The answer, of course, is that he wouldn’t, and he didn’t. In short order he married again to a cousin, Dorothy Wiseman, daughter of his mother’s niece Mary Davenport and her husband William Wiseman.7

David and Dorothy then went on to produce an additional seven children: Susannah, born in 1795; Martin in 1797; Dorothy in 1799; David Davenport in 1801; Josiah in 1802; Sophia in 1804; and Charles in 1806.8

And for huge numbers of people — the butterfly wings of Mary (Webb) Baker’s passing changed everything.

Because we don’t descend from Mary (Webb) Baker.

We descend, instead, from Dorothy (Wiseman) Baker.
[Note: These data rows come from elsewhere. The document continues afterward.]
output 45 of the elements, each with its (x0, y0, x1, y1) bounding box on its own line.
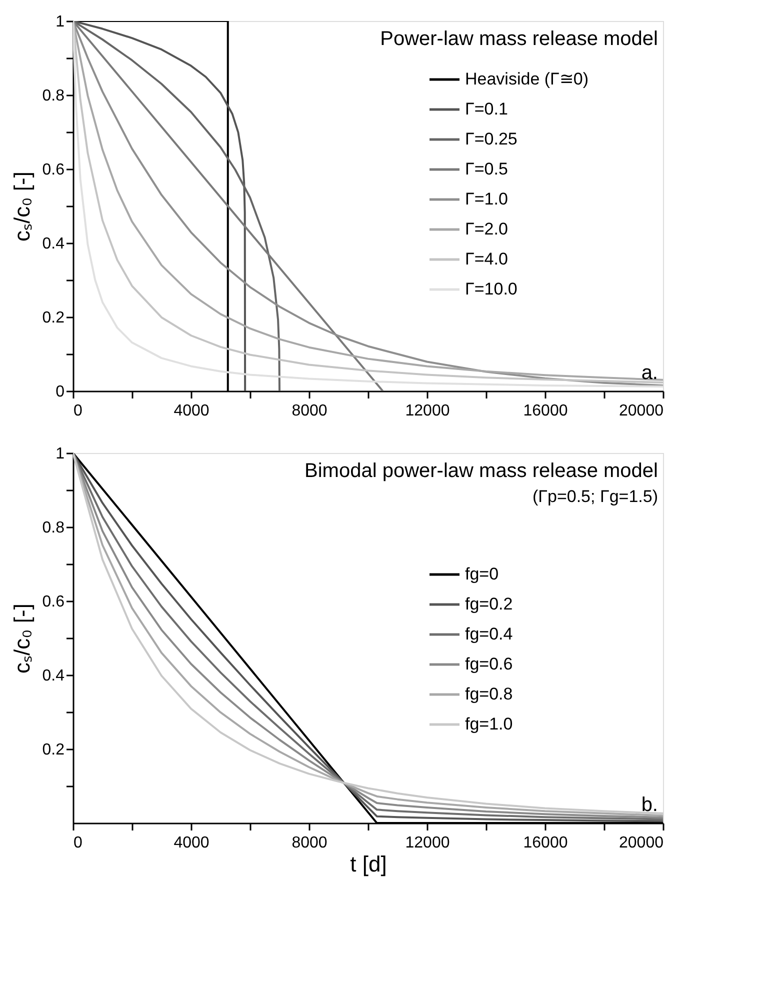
legend-label: Heaviside (Γ≅0) (465, 70, 589, 88)
legend-title: Bimodal power-law mass release model (304, 460, 658, 482)
x-tick-label: 12000 (405, 402, 450, 420)
y-tick-label: 0.2 (42, 310, 65, 326)
legend-label: Γ=0.1 (465, 100, 508, 118)
legend-label: fg=0.4 (465, 624, 513, 644)
legend-label: Γ=4.0 (465, 250, 508, 268)
y-tick-label: 0.6 (42, 594, 65, 610)
x-tick-label: 16000 (523, 402, 568, 420)
legend-label: Γ=2.0 (465, 220, 508, 238)
x-tick-label: 0 (74, 834, 82, 852)
x-tick-label: 0 (74, 402, 82, 420)
y-axis-title: cₛ/c₀ [-] (9, 172, 34, 242)
x-tick-label: 16000 (523, 834, 568, 852)
legend-label: Γ=0.5 (465, 160, 508, 178)
y-tick-label: 0.6 (42, 162, 65, 178)
legend-label: fg=0.8 (465, 684, 513, 704)
legend-label: fg=0.2 (465, 594, 513, 614)
y-tick-label: 1 (56, 14, 65, 30)
y-tick-label: 1 (56, 446, 65, 462)
y-tick-label: 0.8 (42, 88, 65, 104)
y-tick-label: 0.8 (42, 520, 65, 536)
legend-label: fg=1.0 (465, 714, 513, 734)
x-tick-label: 8000 (292, 834, 328, 852)
y-tick-label: 0.2 (42, 742, 65, 758)
y-tick-label: 0.4 (42, 668, 65, 684)
legend-title: Power-law mass release model (380, 28, 658, 50)
x-tick-label: 4000 (174, 402, 210, 420)
legend-label: fg=0 (465, 564, 499, 584)
annotation: (Γp=0.5; Γg=1.5) (532, 487, 658, 506)
y-tick-label: 0.4 (42, 236, 65, 252)
x-tick-label: 4000 (174, 834, 210, 852)
x-tick-label: 8000 (292, 402, 328, 420)
legend-label: Γ=1.0 (465, 190, 508, 208)
y-axis-title: cₛ/c₀ [-] (9, 604, 34, 674)
y-tick-label: 0 (56, 384, 65, 400)
annotation: a. (641, 362, 658, 384)
legend-label: Γ=0.25 (465, 130, 518, 148)
x-tick-label: 20000 (619, 402, 664, 420)
annotation: b. (641, 794, 658, 816)
x-axis-title: t [d] (350, 852, 387, 876)
x-tick-label: 20000 (619, 834, 664, 852)
legend-label: Γ=10.0 (465, 280, 518, 298)
x-tick-label: 12000 (405, 834, 450, 852)
legend-label: fg=0.6 (465, 654, 513, 674)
My own line of descent is from Martin, the first son of that second marriage. And in my genealogical database as of this morning there are 311 names of direct lineal descendants from Martin alone — and I know I’m missing a lot of names, particularly of newer additions to the family. And even with a lot of work yet to do on the other lines, I have more than 500 persons named in my database who descend from that second marriage.

People who simply wouldn’t exist had Mary (Webb) Baker survived.

Oh, David and Mary might well have gone on to have other children. But they wouldn’t have been the same children that he had with Dorothy. The genetic mix would have been different, the family dynamics different, the life experiences different.

And adding Dorothy to the mix changed life for Mary’s children and their descendants as well. Whether she was a kind and loving stepmother or not, there can be no question but that she was different for them than their mother was.

The butterfly wings of Mary (Webb) Baker’s death set off that typhoon in the Baker family.

But for that death in 1793, those of us living today simply wouldn’t be who we are.


Cite/link to this post: Judy G. Russell, “The butterfly effect,” The Legal Genealogist (https://www.legalgenealogist.com/blog : posted 16 May 2020).

SOURCES

  1. See Jamie L. Vernon, “Understanding the Butterfly Effect,” American Scientist (https://www.americanscientist.org/ : accessed 16 May 2020).
  2. See generally Affidavit of Soldier, 26 September 1832; Dorothy Baker, widow’s pension application no. W.1802, for service of David Baker (Corp., Capt. Thornton’s Co., 3rd Va. Reg.); Revolutionary War Pensions and Bounty-Land Warrant Application Files, microfilm publication M804, 2670 rolls (Washington, D.C. : National Archives and Records Service, 1974); digital images, Fold3 (https://www.Fold3.com : accessed 16 May 2020), David Baker file.
  3. Maribeth Lang Vineyard and Eugene M. Wiseman, William Wiseman and the Davenports (Franklin NC : p.p., 1997), 69. See also John Scott Davenport, “Five Generations Identified from the Pamunkey Family Patriarch, Namely Davis Davenport of King William County,” in The Pamunkey Davenport Papers, CD-ROM (Charles Town, W.Va. : Pamunkey Davenport Family Association, 2009), 19.
  4. See ibid.
  5. Old Bakersville Cemetery (Bakersville, Mitchell County, North Carolina; on Bakersville Memorial Cemetery Road, northwest of its intersection with Duck Branch Road, Latitude 360005N, Longitude 0820920W), Mary Webb Baker marker; photograph by J.G. Russell, 14 Jun 2003. I emphasize that these are recorded dates because this is a modern stone and there’s no identified source for the dates.
  6. Yancey County, North Carolina, Record of Wills 1: 30, will of David Baker, 26 Jan 1838; North Carolina State Archives microfilm C.107.80001.
  7. See Vineyard and Wiseman, William Wiseman and the Davenports, 13.
  8. See Josiah and Julia (McGimsey) Baker Family Bible Records 1749-1912, The New Testament of our Lord and Savior Jesus Christ (New York : American Bible Society, 1867), “Births”; privately held by Louise (Baker) Ferguson, Bakersville, NC; photographed for JG Russell, Feb 2003. Mrs. Ferguson, a great granddaughter of Josiah and Julia, inherited the Bible; the earliest entries are believed to be in the handwriting of Josiah or Julia Baker.